I unclamp the books and take off the pads that protect the boards from the clamp’s biting teeth. They look a hundred times better than they did yesterday, when the covers were entirely separate and in danger of being lost for ever. A nice 1950s Alice, given as a school prize, with a bright and jolly illustrated cover, and a rather battered but fun 1896 Every Girl’s Annual. Edward didn’t think it was worth saving – it came in a box of house clearance stuff – but I was determined.

I put the mended books in a box on the sofa and look at the ‘to-do’ pile. There’s a knock at the door and here’s the man himself, Mr Maltravers, looking awkward and holding my handbag out towards me. It’s a rather frivolous basket covered in exuberant fake flowers, and it looks quite funny dangling from his hand.

‘Your phone rang,’ he says. ‘And then you got a text. So I brought your bag.’

‘Suits you. You should get one.’

‘Ha ha.’

I take it from him and slide my phone out of the internal pocket.

‘I thought it might be that man,’ he says, ‘and I didn’t want you to miss it. I was an arse before, and I apologize.’ He sighs.

‘Yeah, well, unless Jilly or Cerys gave him my number – which would seem hugely unlikely – it won’t have been him.’ I roll my eyes. I unlock my phone and look at the message. I laugh.

‘As suspected.’ I hold the phone up. ‘It’s from the bank.’

‘Oh,’ says Edward. He looks embarrassed. ‘Well. Anyway.’

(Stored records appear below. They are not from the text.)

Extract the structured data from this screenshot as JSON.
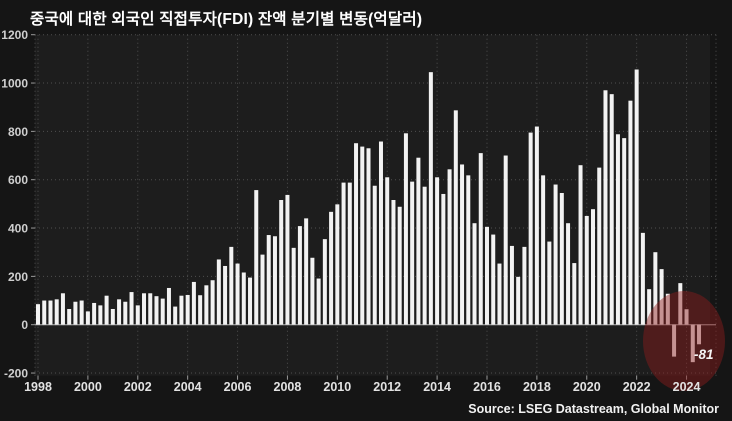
{
  "title": "중국에 대한 외국인 직접투자(FDI) 잔액 분기별 변동(억달러)",
  "source": "Source: LSEG Datastream, Global Monitor",
  "colors": {
    "background": "#151515",
    "plot_background": "#1d1d1d",
    "bar": "#f2f2f2",
    "grid": "#4f4f4f",
    "zero_line": "#8d8d8d",
    "tick": "#9a9a9a",
    "y_label": "#cfcfcf",
    "x_label": "#e2e2e2",
    "highlight_circle": "#8d1c1c",
    "text": "#f0f0f0"
  },
  "chart_data": {
    "type": "bar",
    "title": "중국에 대한 외국인 직접투자(FDI) 잔액 분기별 변동(억달러)",
    "unit": "억달러",
    "frequency": "quarterly",
    "start_quarter": "1998Q1",
    "end_quarter": "2024Q3",
    "ylim": [
      -200,
      1200
    ],
    "yticks": [
      -200,
      0,
      200,
      400,
      600,
      800,
      1000,
      1200
    ],
    "xticks": [
      1998,
      2000,
      2002,
      2004,
      2006,
      2008,
      2010,
      2012,
      2014,
      2016,
      2018,
      2020,
      2022,
      2024
    ],
    "grid": "dotted",
    "by_year": [
      {
        "year": 1998,
        "q": [
          85,
          100,
          100,
          105
        ]
      },
      {
        "year": 1999,
        "q": [
          130,
          65,
          95,
          100
        ]
      },
      {
        "year": 2000,
        "q": [
          55,
          90,
          80,
          120
        ]
      },
      {
        "year": 2001,
        "q": [
          65,
          105,
          95,
          135
        ]
      },
      {
        "year": 2002,
        "q": [
          80,
          130,
          130,
          118
        ]
      },
      {
        "year": 2003,
        "q": [
          108,
          152,
          75,
          120
        ]
      },
      {
        "year": 2004,
        "q": [
          123,
          177,
          122,
          163
        ]
      },
      {
        "year": 2005,
        "q": [
          184,
          270,
          243,
          322
        ]
      },
      {
        "year": 2006,
        "q": [
          253,
          216,
          195,
          557
        ]
      },
      {
        "year": 2007,
        "q": [
          290,
          371,
          366,
          516
        ]
      },
      {
        "year": 2008,
        "q": [
          537,
          318,
          408,
          440
        ]
      },
      {
        "year": 2009,
        "q": [
          277,
          191,
          354,
          467
        ]
      },
      {
        "year": 2010,
        "q": [
          498,
          588,
          588,
          751
        ]
      },
      {
        "year": 2011,
        "q": [
          737,
          730,
          575,
          758
        ]
      },
      {
        "year": 2012,
        "q": [
          610,
          516,
          488,
          792
        ]
      },
      {
        "year": 2013,
        "q": [
          592,
          691,
          571,
          1045
        ]
      },
      {
        "year": 2014,
        "q": [
          610,
          541,
          643,
          887
        ]
      },
      {
        "year": 2015,
        "q": [
          663,
          618,
          420,
          710
        ]
      },
      {
        "year": 2016,
        "q": [
          405,
          373,
          253,
          700
        ]
      },
      {
        "year": 2017,
        "q": [
          326,
          198,
          322,
          795
        ]
      },
      {
        "year": 2018,
        "q": [
          820,
          618,
          344,
          580
        ]
      },
      {
        "year": 2019,
        "q": [
          545,
          420,
          255,
          660
        ]
      },
      {
        "year": 2020,
        "q": [
          450,
          478,
          650,
          970
        ]
      },
      {
        "year": 2021,
        "q": [
          954,
          788,
          772,
          927
        ]
      },
      {
        "year": 2022,
        "q": [
          1056,
          380,
          147,
          300
        ]
      },
      {
        "year": 2023,
        "q": [
          230,
          128,
          -132,
          172
        ]
      },
      {
        "year": 2024,
        "q": [
          64,
          -155,
          -81
        ]
      }
    ],
    "highlight": {
      "shape": "circle",
      "color": "#8d1c1c",
      "opacity": 0.45,
      "covers": "2022Q4-2024Q3",
      "annotation": "-81",
      "annotated_quarter": "2024Q3"
    }
  }
}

‘Did you lock up?’ I ask him. You can’t just abandon the shop, obviously.

‘No, I went to Plan B.’

Plan B is when you put the till and the laptop in the safe and dig out the emergency notice, which is in a large, curly photo frame and says, The shop is not unstaffed, although there’s no one at the desk at the moment. Please ring the bell, or text this number, and someone will be with you shortly. And remember, smile – you’re on CCTV.

We use it sometimes if only one person is in and they have to go to the loo or something. The CCTV thing is mainly just to stop people from stealing books. Edward says often even nice people are tempted to nick stuff, but most people won’t if they know (or think) they’re being filmed. It seems to work.

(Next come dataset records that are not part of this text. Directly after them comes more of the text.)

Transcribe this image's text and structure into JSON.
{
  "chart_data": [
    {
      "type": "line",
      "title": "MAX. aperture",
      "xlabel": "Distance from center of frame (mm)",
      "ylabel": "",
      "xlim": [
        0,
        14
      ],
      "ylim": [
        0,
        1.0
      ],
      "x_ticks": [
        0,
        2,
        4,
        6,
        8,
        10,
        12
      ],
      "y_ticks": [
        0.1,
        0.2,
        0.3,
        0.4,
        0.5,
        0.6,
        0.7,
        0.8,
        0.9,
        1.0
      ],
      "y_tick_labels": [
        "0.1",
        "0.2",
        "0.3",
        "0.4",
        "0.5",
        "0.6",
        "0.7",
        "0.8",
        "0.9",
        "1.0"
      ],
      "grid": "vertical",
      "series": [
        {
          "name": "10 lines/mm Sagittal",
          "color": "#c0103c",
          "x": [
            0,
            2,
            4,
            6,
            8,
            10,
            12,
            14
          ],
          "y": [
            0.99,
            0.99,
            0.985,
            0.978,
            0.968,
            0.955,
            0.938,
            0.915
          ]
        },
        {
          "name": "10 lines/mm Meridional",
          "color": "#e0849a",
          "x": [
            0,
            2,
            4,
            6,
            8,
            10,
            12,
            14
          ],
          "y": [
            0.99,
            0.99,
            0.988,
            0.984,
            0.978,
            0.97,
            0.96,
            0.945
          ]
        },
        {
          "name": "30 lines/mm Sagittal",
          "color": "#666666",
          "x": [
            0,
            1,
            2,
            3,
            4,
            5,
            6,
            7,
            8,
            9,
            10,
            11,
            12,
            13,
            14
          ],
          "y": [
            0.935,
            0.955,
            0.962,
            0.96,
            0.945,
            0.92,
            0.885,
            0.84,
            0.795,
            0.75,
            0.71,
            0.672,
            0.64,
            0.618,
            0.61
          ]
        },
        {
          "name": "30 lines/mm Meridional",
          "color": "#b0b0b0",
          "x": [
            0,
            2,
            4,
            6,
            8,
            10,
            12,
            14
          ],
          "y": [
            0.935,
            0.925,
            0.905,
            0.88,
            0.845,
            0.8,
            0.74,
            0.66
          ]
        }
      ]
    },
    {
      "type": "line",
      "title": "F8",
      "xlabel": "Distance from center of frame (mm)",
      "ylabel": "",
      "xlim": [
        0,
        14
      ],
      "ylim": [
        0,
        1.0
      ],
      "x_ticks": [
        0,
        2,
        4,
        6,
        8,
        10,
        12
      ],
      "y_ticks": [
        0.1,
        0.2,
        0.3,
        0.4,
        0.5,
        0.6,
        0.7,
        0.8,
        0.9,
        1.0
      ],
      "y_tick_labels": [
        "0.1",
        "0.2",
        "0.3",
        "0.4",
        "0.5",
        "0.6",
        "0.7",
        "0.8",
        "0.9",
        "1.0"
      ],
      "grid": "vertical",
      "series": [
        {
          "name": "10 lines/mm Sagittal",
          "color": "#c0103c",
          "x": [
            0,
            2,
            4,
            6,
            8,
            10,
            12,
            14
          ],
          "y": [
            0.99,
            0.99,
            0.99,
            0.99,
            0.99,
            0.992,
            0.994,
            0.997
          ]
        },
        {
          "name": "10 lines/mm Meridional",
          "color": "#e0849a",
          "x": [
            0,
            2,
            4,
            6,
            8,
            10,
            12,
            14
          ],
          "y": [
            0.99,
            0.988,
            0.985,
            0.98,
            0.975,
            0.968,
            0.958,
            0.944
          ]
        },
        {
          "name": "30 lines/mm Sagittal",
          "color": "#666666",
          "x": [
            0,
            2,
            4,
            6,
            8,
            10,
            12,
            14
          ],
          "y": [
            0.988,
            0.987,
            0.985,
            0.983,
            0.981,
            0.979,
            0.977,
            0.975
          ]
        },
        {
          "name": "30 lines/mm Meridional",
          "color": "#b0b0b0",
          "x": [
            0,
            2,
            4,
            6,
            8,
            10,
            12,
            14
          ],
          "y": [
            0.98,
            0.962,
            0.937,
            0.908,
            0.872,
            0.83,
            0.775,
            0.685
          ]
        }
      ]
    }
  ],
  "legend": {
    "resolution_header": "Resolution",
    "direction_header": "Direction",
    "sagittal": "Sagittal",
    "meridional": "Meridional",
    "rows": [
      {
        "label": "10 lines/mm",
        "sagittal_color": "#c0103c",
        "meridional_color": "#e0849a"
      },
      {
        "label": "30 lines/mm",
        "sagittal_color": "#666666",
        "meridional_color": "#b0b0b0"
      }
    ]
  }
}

‘You’d better go back then,’ I say. ‘Did you make any lunch?’

‘No. I’ll go and get sandwiches from the Old Mill.’

‘Cool. Prawn please, if they have any.’

Edward pulls at his lower lip. ‘Okay,’ he says. For a moment I think he’s going to say something else, but he changes his mind and leaves me alone in the workshop.

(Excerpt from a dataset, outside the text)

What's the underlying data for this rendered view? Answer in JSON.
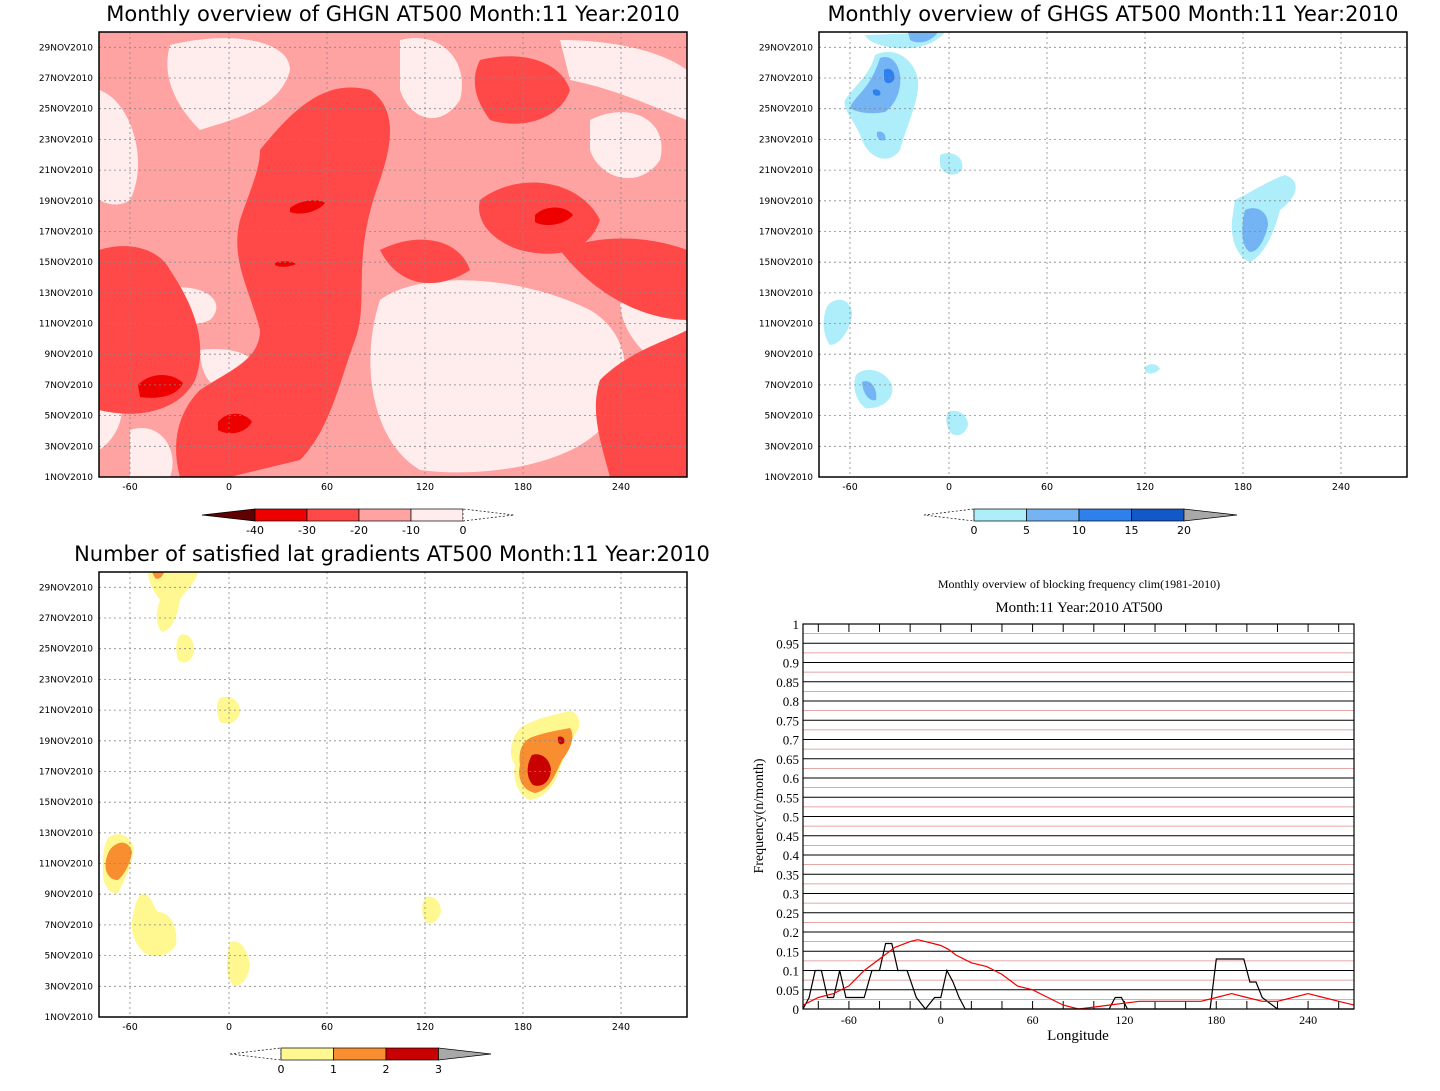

Later that afternoon, after eating my prawn sandwiches at the counter, I’m back in the workshop gluing more broken books. I have a terrible headache and matching cramps. I take some painkillers and soldier on, but I feel dreadful. I’m not sure if the headache is a result of being irritated earlier about that stupid conversation with Edward, or whether it’s connected to my cramping womb. My cycle has been all over the place since January. I should go to the doctor, as I don’t know whether it’s been thrown off by the stress of the break-up with Chris, or the peri-menopause, or what.